方法二:kubectl apply -f \ https://raw.githubusercontent.com/coreos/flannel/master/Documentation/kube-flannel.yml

该地址可能被墙。

执行上面的命令等待大约 3 分钟,直到出现下面的提示

然后执行下面的命令查看指定名称空间的 pods

kubectl get pods -n kube-system 

查看所有名称空间的 pods

kubectl get pods –all-namespace

在执行上面这个命令的时候,又出现了一个问题

从中可以看到大部分节点已处于Running状态,但有2个节点是Pending状态。这样子是不行的,必须确保所有节点都处于Running状态才行。好吧,接下来就是想办法让corddns这2个跑起来。

coredns Pending 的常见原因是:
Node taint 导致无法调度
没有可用的 Pod 网络(Flannel 刚启动8分钟,有可能网络还没完全通)
资源不足(CPU/内存资源配额问题)
CNI 网络插件异常 

下面一步步检查:

第一步:检查 Node Ready 状态
确认node 是不是已经 Ready。
执行下面的命令检查:
kubectl get nodes
如果 STATUS 显示 NotReady,那就肯定是 taint 的问题,Pod 调度不下去。
如果 STATUS 是 Ready,那么继续看调度详情。
第二步:查看 coredns 调度失败原因
执行下面的命令检查:
kubectl describe pod -n kube-system coredns-9d85f5447-cb4nq
看Events这一段,里面会清楚告诉为什么 Pending(比如是 taints、不满足资源请求、还是网络问题)

执行完上面的命令后,Events部分显示:

Events: Type Reason Age From Message ---- ------ ---- ---- ------- Warning FailedScheduling 5m28s (x37 over 56m) default-scheduler 0/1 nodes are available: 1 node(s) had taints that the pod didn't tolerate.

这句话意思就是:

  • 只有一个节点(k8s-node1)

  • 这个节点有 taint(就是 node.kubernetes.io/not-ready:NoSchedule

  • coredns Pod 没有加 Toleration 来容忍这个 taint

  • 所以调度失败了,Pending

从中可以看出node 已经基本正常了(否则 coredns不会一直排队调度),只是 taint 没去掉而已。

解决办法:

直接执行

kubectl taint nodes k8s-node1 node.kubernetes.io/not-ready:NoSchedule-

注意最后有一个 短横线(-,表示要把 taint 移除。

执行完这个命令,再次执行kubectl get pods –all-namespace命令,此时又出现另一种情况:

 coredns从Pending变成ContainerCreating,本以为等一会就好,没想到再次执行上面的命令还是ContainerCreating状态,一直卡在 ContainerCreating。
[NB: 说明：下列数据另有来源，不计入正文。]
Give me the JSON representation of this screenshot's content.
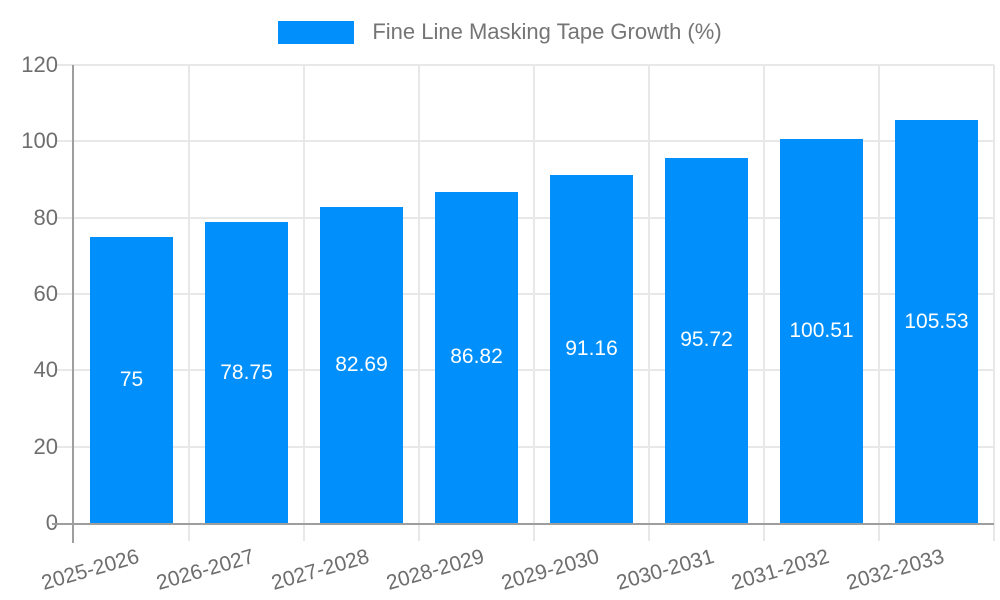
{
  "legend": {
    "label": "Fine Line Masking Tape Growth (%)"
  },
  "chart_data": {
    "type": "bar",
    "title": "Fine Line Masking Tape Growth (%)",
    "legend_label": "Fine Line Masking Tape Growth (%)",
    "legend_position": "top-center",
    "categories": [
      "2025-2026",
      "2026-2027",
      "2027-2028",
      "2028-2029",
      "2029-2030",
      "2030-2031",
      "2031-2032",
      "2032-2033"
    ],
    "values": [
      75,
      78.75,
      82.69,
      86.82,
      91.16,
      95.72,
      100.51,
      105.53
    ],
    "value_labels": [
      "75",
      "78.75",
      "82.69",
      "86.82",
      "91.16",
      "95.72",
      "100.51",
      "105.53"
    ],
    "xlabel": "",
    "ylabel": "",
    "ylim": [
      0,
      120
    ],
    "yticks": [
      0,
      20,
      40,
      60,
      80,
      100,
      120
    ],
    "grid": true,
    "bar_color": "#008FFB",
    "value_label_color": "#ffffff"
  },
  "colors": {
    "background": "#ffffff",
    "bar": "#008FFB",
    "gridline": "#e8e8e8",
    "axis": "#9e9e9e",
    "tick_label": "#6e6e6e",
    "legend_text": "#757575",
    "value_label": "#ffffff"
  }
}
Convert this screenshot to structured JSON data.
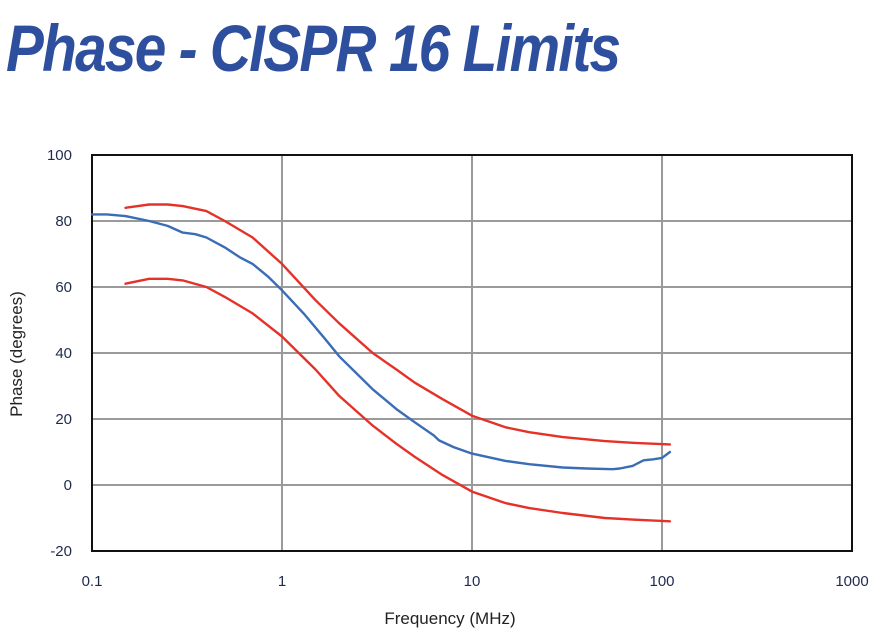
{
  "title": "Phase - CISPR 16 Limits",
  "chart_data": {
    "type": "line",
    "xlabel": "Frequency (MHz)",
    "ylabel": "Phase (degrees)",
    "xscale": "log",
    "xlim": [
      0.1,
      1000
    ],
    "ylim": [
      -20,
      100
    ],
    "x_ticks": [
      "0.1",
      "1",
      "10",
      "100",
      "1000"
    ],
    "y_ticks": [
      "-20",
      "0",
      "20",
      "40",
      "60",
      "80",
      "100"
    ],
    "grid": true,
    "series": [
      {
        "color": "#e53228",
        "x": [
          0.15,
          0.2,
          0.25,
          0.3,
          0.4,
          0.5,
          0.7,
          1,
          1.5,
          2,
          3,
          4,
          5,
          7,
          10,
          15,
          20,
          30,
          50,
          70,
          110
        ],
        "y": [
          84,
          85,
          85,
          84.5,
          83,
          80,
          75,
          67,
          56,
          49,
          40,
          35,
          31,
          26,
          21,
          17.5,
          16,
          14.5,
          13.3,
          12.8,
          12.3
        ]
      },
      {
        "color": "#3a6db5",
        "x": [
          0.1,
          0.12,
          0.15,
          0.2,
          0.25,
          0.3,
          0.35,
          0.4,
          0.5,
          0.6,
          0.7,
          0.85,
          1,
          1.3,
          1.7,
          2,
          3,
          4,
          5,
          6.3,
          6.7,
          8,
          10,
          15,
          20,
          30,
          40,
          55,
          60,
          70,
          80,
          90,
          100,
          110
        ],
        "y": [
          82,
          82,
          81.5,
          80,
          78.5,
          76.5,
          76,
          75,
          72,
          69,
          67,
          63,
          59,
          52,
          44,
          39,
          29,
          23,
          19,
          15,
          13.5,
          11.5,
          9.5,
          7.3,
          6.3,
          5.3,
          5,
          4.8,
          5,
          5.8,
          7.5,
          7.8,
          8.2,
          10
        ]
      },
      {
        "color": "#e53228",
        "x": [
          0.15,
          0.2,
          0.25,
          0.3,
          0.4,
          0.5,
          0.7,
          1,
          1.5,
          2,
          3,
          4,
          5,
          7,
          10,
          15,
          20,
          30,
          50,
          70,
          110
        ],
        "y": [
          61,
          62.5,
          62.5,
          62,
          60,
          57,
          52,
          45,
          35,
          27,
          18,
          12.5,
          8.5,
          3,
          -2,
          -5.5,
          -7,
          -8.5,
          -10,
          -10.5,
          -11
        ]
      }
    ]
  }
}
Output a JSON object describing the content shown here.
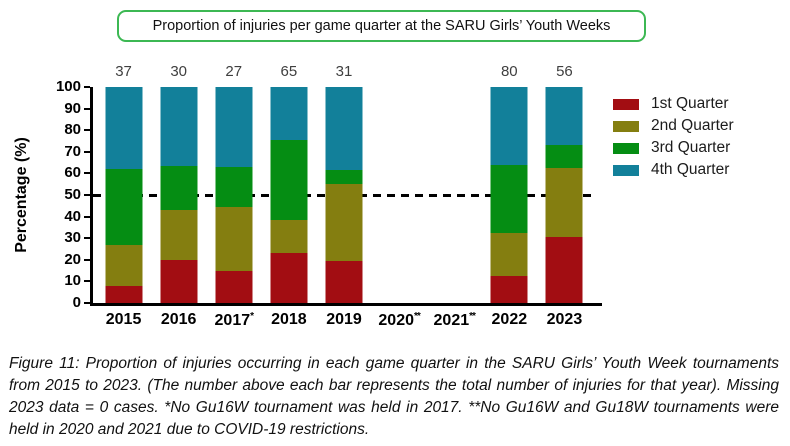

继续使用下面的命令确认一下 coredns 的具体状态:

kubectl describe pod -n kube-system coredns-9d85f5447-cb4nq

 在 Events 里提示

Warning  FailedScheduling  3m54s (x41 over 60m)   default-scheduler   0/1 nodes are available: 1 node(s) had taints that the pod didn't tolerate.
  Warning  NetworkNotReady   2m3s (x25 over 2m50s)  kubelet, k8s-node1  network is not ready: runtime network not ready: NetworkReady=false reason:NetworkPluginNotReady message:docker: network plugin is not ready: cni config uninitializ

从中可以看出coredns Pod 现在卡在 ContainerCreating,原因是节点的网络还没准备好 

总结一下问题:

  • Flannel Pod虽然是 Running,但是 节点上(kubelet)并没有正确初始化 CNI网络插件配置

  • 所以 kubelet 现在处于 NetworkNotReady 状态。

  • coredns 启动依赖网络,没网络分配 IP,就卡在 ContainerCreating

这个问题出现的典型原因有几种:

  1. Flannel的CNI配置文件没有正确下发到 /etc/cni/net.d/

  2. CNI插件二进制(比如 /opt/cni/bin/)目录缺东西

  3. /etc/cni/net.d/ 目录为空,或者配置错了

根据上面的推断,一步步排查,先执行以下命令看看:

① 看一下 /etc/cni/net.d/ 目录

在 k8s-node1 节点上执行:

ls /etc/cni/net.d/

 正常来说,应该有一个类似 10-flannel.conflist10-flannel.conf 的文件。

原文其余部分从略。